Anzalone (R. M.), Gortina VII. Città e territorio dal protogeometrico all’età classica. – Athènes : Scuola archeologica italiana di Atene, 2015. – 321 p. : bibliogr., index. – (Monografie della Scuola archeologica di Atene e delle missioni italiane in oriente, ISSN : 1970.6146 ; 22). – ISBN : 978.960.9559.05.8.

En Crète, la transition entre l’âge du Bronze et l’âge du Fer est documentée par de nombreuses installations domestiques, funéraires et cultuelles, rendant aujourd’hui tout à fait impropre le qualificatif de « siècles obscurs ». La fin du système palatial centralisé et le passage à de nouveaux modèles socio-politiques menant progressivement à l’émergence de la cité-État sont au cœur de nombreuses études fondées sur l’observation des divers modes d’occupation du territoire[1]. Tandis que certains spécialistes exploitent les données de surface, récoltées lors de prospections pédestres, des publications apportent en parallèle un éclairage nouveau sur des sites inédits ou faisant l’objet de nouvelles campagnes d’étude. C’est dans cette dynamique actuelle que s’inscrit le présent ouvrage.
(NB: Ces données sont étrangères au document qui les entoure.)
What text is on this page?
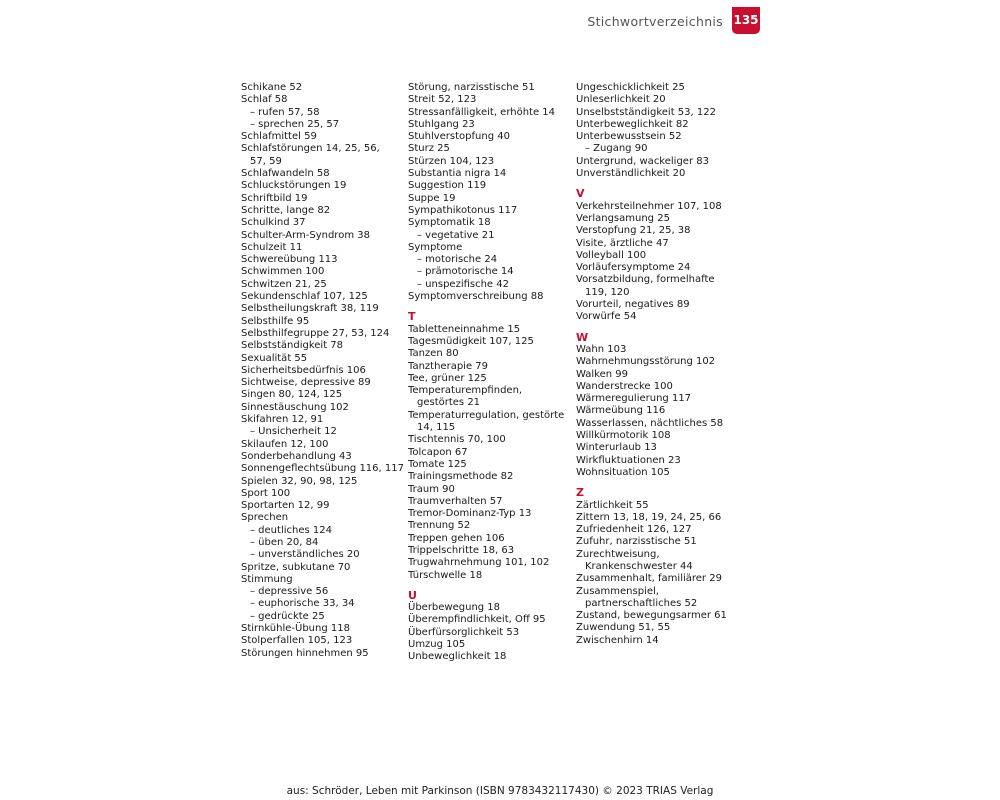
Stichwortverzeichnis 135
Schikane 52
Schlaf 58
– rufen 57, 58
– sprechen 25, 57
Schlafmittel 59
Schlafstörungen 14, 25, 56,
57, 59
Schlafwandeln 58
Schluckstörungen 19
Schriftbild 19
Schritte, lange 82
Schulkind 37
Schulter-Arm-Syndrom 38
Schulzeit 11
Schwereübung 113
Schwimmen 100
Schwitzen 21, 25
Sekundenschlaf 107, 125
Selbstheilungskraft 38, 119
Selbsthilfe 95
Selbsthilfegruppe 27, 53, 124
Selbstständigkeit 78
Sexualität 55
Sicherheitsbedürfnis 106
Sichtweise, depressive 89
Singen 80, 124, 125
Sinnestäuschung 102
Skifahren 12, 91
– Unsicherheit 12
Skilaufen 12, 100
Sonderbehandlung 43
Sonnengeflechtsübung 116, 117
Spielen 32, 90, 98, 125
Sport 100
Sportarten 12, 99
Sprechen
– deutliches 124
– üben 20, 84
– unverständliches 20
Spritze, subkutane 70
Stimmung
– depressive 56
– euphorische 33, 34
– gedrückte 25
Stirnkühle-Übung 118
Stolperfallen 105, 123
Störungen hinnehmen 95
Störung, narzisstische 51
Streit 52, 123
Stressanfälligkeit, erhöhte 14
Stuhlgang 23
Stuhlverstopfung 40
Sturz 25
Stürzen 104, 123
Substantia nigra 14
Suggestion 119
Suppe 19
Sympathikotonus 117
Symptomatik 18
– vegetative 21
Symptome
– motorische 24
– prämotorische 14
– unspezifische 42
Symptomverschreibung 88
T
Tabletteneinnahme 15
Tagesmüdigkeit 107, 125
Tanzen 80
Tanztherapie 79
Tee, grüner 125
Temperaturempfinden,
gestörtes 21
Temperaturregulation, gestörte
14, 115
Tischtennis 70, 100
Tolcapon 67
Tomate 125
Trainingsmethode 82
Traum 90
Traumverhalten 57
Tremor-Dominanz-Typ 13
Trennung 52
Treppen gehen 106
Trippelschritte 18, 63
Trugwahrnehmung 101, 102
Türschwelle 18
U
Überbewegung 18
Überempfindlichkeit, Off 95
Überfürsorglichkeit 53
Umzug 105
Unbeweglichkeit 18
Ungeschicklichkeit 25
Unleserlichkeit 20
Unselbstständigkeit 53, 122
Unterbeweglichkeit 82
Unterbewusstsein 52
– Zugang 90
Untergrund, wackeliger 83
Unverständlichkeit 20
V
Verkehrsteilnehmer 107, 108
Verlangsamung 25
Verstopfung 21, 25, 38
Visite, ärztliche 47
Volleyball 100
Vorläufersymptome 24
Vorsatzbildung, formelhafte
119, 120
Vorurteil, negatives 89
Vorwürfe 54
W
Wahn 103
Wahrnehmungsstörung 102
Walken 99
Wanderstrecke 100
Wärmeregulierung 117
Wärmeübung 116
Wasserlassen, nächtliches 58
Willkürmotorik 108
Winterurlaub 13
Wirkfluktuationen 23
Wohnsituation 105
Z
Zärtlichkeit 55
Zittern 13, 18, 19, 24, 25, 66
Zufriedenheit 126, 127
Zufuhr, narzisstische 51
Zurechtweisung,
Krankenschwester 44
Zusammenhalt, familiärer 29
Zusammenspiel,
partnerschaftliches 52
Zustand, bewegungsarmer 61
Zuwendung 51, 55
Zwischenhirn 14
aus: Schröder, Leben mit Parkinson (ISBN 9783432117430) © 2023 TRIAS Verlag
Gortyne, si ce nom est bien connu des spécialistes, et notamment des épigraphistes, en raison de la découverte du célèbre « Code de Gortyne », daté du Ve s. av. J.-C., d’importantes zones d’ombre subsistent encore quant aux origines de la cité proprement dite. R.M. Anzalone s’attelle donc ici à une tâche ardue, plus de 130 ans après les premières fouilles initiées par les Italiens. En effet, le caractère ponctuel et non systématique de ces dernières, leur ancienneté, l’absence de données stratigraphiques et l’occupation du site jusqu’à l’époque romaine, sont autant d’obstacles à la bonne compréhension des vestiges de l’âge du Fer. Malgré cela, l’auteur se lance dans une étude critique de la documentation archéologique, sans négliger pour autant les sources littéraires et épigraphiques, en vue de retracer les étapes ayant progressivement mené à la constitution de l’une des cités-États les plus puissantes de la plaine de la Messara.

L’ouvrage se divise en quatorze chapitres d’ampleur inégale. Après une brève histoire de la recherche (chapitre I) et quelques mots sur la géomorphologie de la plaine (chapitre II), l’auteur propose une analyse fonctionnelle des installations proto-archaïques (chapitre III) en évoquant successivement les espaces domestiques, funéraires, cultuels et artisanaux. Les chapitres IV à VII, ensuite, ont l’apparence d’articles indépendants. Ils dressent respectivement les inventaires détaillés, site par site, des habitats, des nécropoles, des sanctuaires et des installations artisanales du district de la Messara durant le premier âge du Fer, sans qu’aucune référence, ou presque, ne soit plus faite à Gortyne. L’analyse, qui commence durant le Minoen Récent (MR) IIIC, déborde donc du cadre spatio-temporel annoncé dans le titre de l’ouvrage. Le découpage thématique présente un désavantage pour le lecteur intéressé par un site en particulier, puisque les informations se retrouvent disséminées au sein de quatre chapitres différents. Le chapitre VIII marque une césure chronologique puisque c’est désormais de la polis gortynienne, aux époques archaïque et classique, dont il sera question. Les sous-parties y sont thématiques et ressemblent peu ou prou à celles du chapitre 3. Les débouchés sur la mer (chapitre IX), les rapports avec la cité de Phaistos (chapitre X), le partage du territoire entre terres publiques et privées (chapitre XI), les communautés dépendantes (chapitre XII), le rôle territorial des sanctuaires (chapitre XIII) sont ensuite évoqués, avant qu’une synthèse générale ne soit proposée (chapitre XIV). Les nombreuses figures et planches, insérées au sein des chapitres, constituent l’un des points forts de l’ouvrage. On regrette cependant qu’elles ne soient pas accompagnées de leurs titres, ces derniers étant réunis en fin d’ouvrage.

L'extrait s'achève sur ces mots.